Il caso Delbono e la necessità di una “anagrafe pubblica” degli eletti anche nell’università

«Faccio i convegni, mi danno un sacco di soldi…» avrebbe dichiarato Delbono alla sua ex compagna. Nell’università c’è anche chi fa un sacco di soldi con attività conto terzi, contratti, convenzioni, Master. Di seguito un articolo di Valter Vecellio sul caso Delbono pubblicato da “L’Opinione” (28 gennaio 2010). Flavio Delbono, laurea in Economia e Commercio a Parma, Dottorato in Economia a Siena e ad Oxford, professore ordinario di Economia Politica all’Università di Bologna, ha come riferimento economisti quali Romano Prodi e Stefano Zamagni.

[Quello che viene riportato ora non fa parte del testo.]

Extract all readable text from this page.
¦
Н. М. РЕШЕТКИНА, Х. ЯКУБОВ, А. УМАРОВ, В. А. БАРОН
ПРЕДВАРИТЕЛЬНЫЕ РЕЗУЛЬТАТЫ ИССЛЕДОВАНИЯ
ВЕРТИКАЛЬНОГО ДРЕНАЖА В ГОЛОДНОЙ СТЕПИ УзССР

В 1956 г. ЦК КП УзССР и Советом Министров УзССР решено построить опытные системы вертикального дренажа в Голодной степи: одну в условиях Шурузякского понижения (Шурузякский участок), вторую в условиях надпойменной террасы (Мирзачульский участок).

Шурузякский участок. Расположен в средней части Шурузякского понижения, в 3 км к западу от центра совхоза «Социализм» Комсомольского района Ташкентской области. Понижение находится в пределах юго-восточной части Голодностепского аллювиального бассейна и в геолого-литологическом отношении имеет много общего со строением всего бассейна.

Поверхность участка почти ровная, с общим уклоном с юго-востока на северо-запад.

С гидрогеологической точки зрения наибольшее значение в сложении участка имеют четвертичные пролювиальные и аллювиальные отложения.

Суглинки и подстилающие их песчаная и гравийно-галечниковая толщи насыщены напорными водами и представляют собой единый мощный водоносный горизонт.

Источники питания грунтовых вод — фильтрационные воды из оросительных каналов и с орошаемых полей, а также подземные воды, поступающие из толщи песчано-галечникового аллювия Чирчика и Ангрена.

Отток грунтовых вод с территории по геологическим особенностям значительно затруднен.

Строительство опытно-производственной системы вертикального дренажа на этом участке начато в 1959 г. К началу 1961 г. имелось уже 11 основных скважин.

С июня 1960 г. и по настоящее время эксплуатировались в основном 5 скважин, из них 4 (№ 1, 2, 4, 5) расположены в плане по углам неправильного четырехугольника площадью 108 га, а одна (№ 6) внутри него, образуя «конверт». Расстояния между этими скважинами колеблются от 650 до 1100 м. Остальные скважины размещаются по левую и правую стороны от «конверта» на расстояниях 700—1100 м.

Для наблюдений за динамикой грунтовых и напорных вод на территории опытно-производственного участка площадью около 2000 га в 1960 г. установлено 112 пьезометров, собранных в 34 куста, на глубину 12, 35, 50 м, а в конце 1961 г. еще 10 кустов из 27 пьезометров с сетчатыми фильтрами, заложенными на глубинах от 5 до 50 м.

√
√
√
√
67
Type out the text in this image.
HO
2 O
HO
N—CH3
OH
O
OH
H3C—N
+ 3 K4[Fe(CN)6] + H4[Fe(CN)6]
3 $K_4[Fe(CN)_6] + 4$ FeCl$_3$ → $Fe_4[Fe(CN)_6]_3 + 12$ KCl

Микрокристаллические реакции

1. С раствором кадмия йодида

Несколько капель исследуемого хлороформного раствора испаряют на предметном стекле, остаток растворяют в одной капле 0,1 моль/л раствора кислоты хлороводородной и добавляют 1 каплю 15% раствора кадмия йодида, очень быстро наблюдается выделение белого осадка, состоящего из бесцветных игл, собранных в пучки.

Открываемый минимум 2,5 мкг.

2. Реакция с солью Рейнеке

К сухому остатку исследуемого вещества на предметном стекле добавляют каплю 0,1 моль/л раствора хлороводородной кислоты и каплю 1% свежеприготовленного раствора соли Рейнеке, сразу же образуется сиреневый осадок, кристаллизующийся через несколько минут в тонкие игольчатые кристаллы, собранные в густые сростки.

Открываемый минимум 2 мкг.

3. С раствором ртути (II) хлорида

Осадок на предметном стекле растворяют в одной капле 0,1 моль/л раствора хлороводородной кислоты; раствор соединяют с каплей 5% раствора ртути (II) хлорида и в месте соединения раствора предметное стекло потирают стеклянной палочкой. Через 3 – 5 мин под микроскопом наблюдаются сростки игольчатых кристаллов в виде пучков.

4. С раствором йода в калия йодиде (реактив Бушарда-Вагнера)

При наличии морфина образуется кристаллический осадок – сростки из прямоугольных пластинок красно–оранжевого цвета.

Caso Delbono. L’anagrafe di Pannella

Valter Vecellio. «Doveva essere più accorto. Ma nessuno si è limitato a dire questo: gli hanno dato del delinquente. Per altri di centro-destra che ne fanno di tutti i colori, nessuno ha gridato allo scandalo». Così Romano Prodi, a proposito della vicenda dell’ormai ex sindaco di Bologna Flavio Delbono per quella che ormai tutti chiamano “Cinziagate”: i viaggi all’estero e le spese personali che si sospetta siano state pagate con carta di credito della Regione Emilia-Romagna e poi fatte passare come spese di rappresentanza. Per queste vicende Delbono è indagato per peculato, abuso d’ufficio e truffa aggravata, vedremo se si tratta di accuse fondate o no. Certamente Delbono avrebbe dovuto essere più accorto, su questo Prodi ha ragione; e si può anche convenire che è presto per dargli del delinquente; che altri del centro-destra ne facciano e ne abbiano fatte di tutti i colori è affermazione che lascia il tempo che trova. Ammesso che sia vero, non giustifica; né un comportamento sbagliato viene attenuato perché altri si sono comportati in analogo modo, o peggio. Una cosa, poi, colpisce. La ex compagna di Delbono, Cinzia Cracchi, la donna che ha fatto esplodere il caso, dice: «Delbono prendeva lo stipendio da assessore regionale, seimila euro, e lo divideva in tre: duemila alla prima moglie; duemila alla seconda e mille alla ex compagna. Manteneva tre donne e due figli. Per me c’erano seicento euro, e quando gli chiedevo: “scusa, ma come fai?”, lui rideva: “di cosa ti preoccupi? Faccio i convegni, mi danno un sacco di soldi, godiamoci la vita”». Niente da dire sul “godersi la vita”, però questo “faccio convegni, mi danno un sacco di soldi”, merita un approfondimento, dei chiarimenti. Chi organizzava questi convegni? Chi pagava, ed era denaro in nero o regolarmente contabilizzato? Perché Delbono era così richiesto e pagato? Sono interrogativi cui bisognerà che qualcuno risponda. Non solo. Racconta ancora Cinzia Cracchi che Delbono per i suoi incontri privati utilizzava sempre l’automobile di servizio, autista compreso: «Sempre. Pure al cinema, andavamo con l’autista, ora che ci penso non riesco neppure a immaginare Flavio senza la sua macchina blu;» e aggiunge: «Che Flavio vivesse sopra le righe è cosa nota a tutta Bologna, largheggiava, gli piaceva trattare bene tutti, a cominciare da se stesso». Sempre da quel sacco di soldi che gli davano per i convegni.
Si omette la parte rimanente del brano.